It's natural for people to want to help each other

FundsOnline - It's natural for people to want to help each other

Author: Debra Allcock Tyler, Chief Executive, DSC

It’s as natural as my dog’s sexual preferences and my nephew’s red hair.

My dog, a giant Bassett Hound called Arthur, is gay. Female dogs are in absolutely no danger of having to go home to their owners and explain sudden weight gain or have a difficult discussion about suing Arthur for puppy support. However, it’s a different story when he meets male dogs: his behaviour around them makes me wonder if we should have sent the feisty young chap to courtship school!

Watching Arthur (above) reminds me of how very natural homosexuality is in nature. It’s rarer than heterosexuality, just as having red hair, like my nephew Sam, is rarer than having black hair. But it is nonetheless obvious that both are natural occurrences.

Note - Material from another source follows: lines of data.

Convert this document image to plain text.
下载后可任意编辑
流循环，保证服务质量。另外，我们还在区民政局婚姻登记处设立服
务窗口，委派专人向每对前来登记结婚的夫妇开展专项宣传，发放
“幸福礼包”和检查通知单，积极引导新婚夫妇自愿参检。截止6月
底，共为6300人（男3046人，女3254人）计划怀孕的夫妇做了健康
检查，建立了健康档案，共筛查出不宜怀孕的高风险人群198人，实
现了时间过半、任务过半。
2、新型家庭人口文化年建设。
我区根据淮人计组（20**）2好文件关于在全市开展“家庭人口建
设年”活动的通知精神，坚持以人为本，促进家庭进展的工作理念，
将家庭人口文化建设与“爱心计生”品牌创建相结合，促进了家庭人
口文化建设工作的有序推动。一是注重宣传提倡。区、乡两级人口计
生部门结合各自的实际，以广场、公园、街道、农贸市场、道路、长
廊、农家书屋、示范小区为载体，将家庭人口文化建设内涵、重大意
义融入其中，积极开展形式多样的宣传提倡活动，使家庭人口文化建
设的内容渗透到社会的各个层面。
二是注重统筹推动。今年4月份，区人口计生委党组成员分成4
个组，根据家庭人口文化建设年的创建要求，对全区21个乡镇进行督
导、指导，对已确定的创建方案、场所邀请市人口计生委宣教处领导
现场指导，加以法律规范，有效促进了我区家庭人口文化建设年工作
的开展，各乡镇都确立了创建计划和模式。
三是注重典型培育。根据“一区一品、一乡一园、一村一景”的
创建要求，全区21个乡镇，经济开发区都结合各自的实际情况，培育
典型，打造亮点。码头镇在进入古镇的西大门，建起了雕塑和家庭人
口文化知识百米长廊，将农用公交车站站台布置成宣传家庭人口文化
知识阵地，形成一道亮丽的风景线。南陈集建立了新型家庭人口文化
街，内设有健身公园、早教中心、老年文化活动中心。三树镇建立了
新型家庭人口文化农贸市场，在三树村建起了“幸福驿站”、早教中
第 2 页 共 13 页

Arthur’s sexuality was forefront in my mind as I was speaking at Queen’s University Belfast this week on the subject of trust and confidence in charities, and majoring on the value of asking what someone is thinking and observed behaviour.

We don’t know what’s going on in Arthur’s head as he pursues Dexter and Walt, the current objects of his passion, but we can see by his behaviour that he’s passionate about them in a way that he simply is not about female dogs. His behaviour gives us a pretty good indication of what’s going on in his head.

It is through observing people’s behaviour that I am reminded how completely natural it is for human beings to care about others. No matter how difficult life is for them, many human beings who see someone in need will try to help.

We see this in small ways when refugees share food, or sailors rescue migrants in dinghies, or folk take food around to a recently bereaved neighbour. We see it in the offer of help to people crossing the road or the donation of food to food banks. This compulsion to help others is in evidence all around us.

So ignore negative scare stories about people’s declining trust in charities, either in the media or perpetrated by the Charity Commission. Notwithstanding that the observed behaviour just doesn’t back up those assertions, the reality is that we don’t need to worry about people supporting our causes, because they are driven to help by their very nature.

It is right to keep our own house in order and to be grateful to and respectful of those who help us, but we need to stop jumping through the hoops and loops of this unverified narrative that people distrust and therefore won’t support charities.

Regular readers will know that I am wary of basing policy or decisions on opinion. I’m inclined to trust more what is done than what is said. My ex-husband told me he’d be faithful forever, before running off with a younger blonde. And only two months ago much of the current Cabinet were adamantly against prorogation, yet look where we are now.

Thus I rest my case.

People want to help each other: it’s as natural as Arthur’s sexual preferences and my nephew’s red hair.

This article first appeared on Third Sector.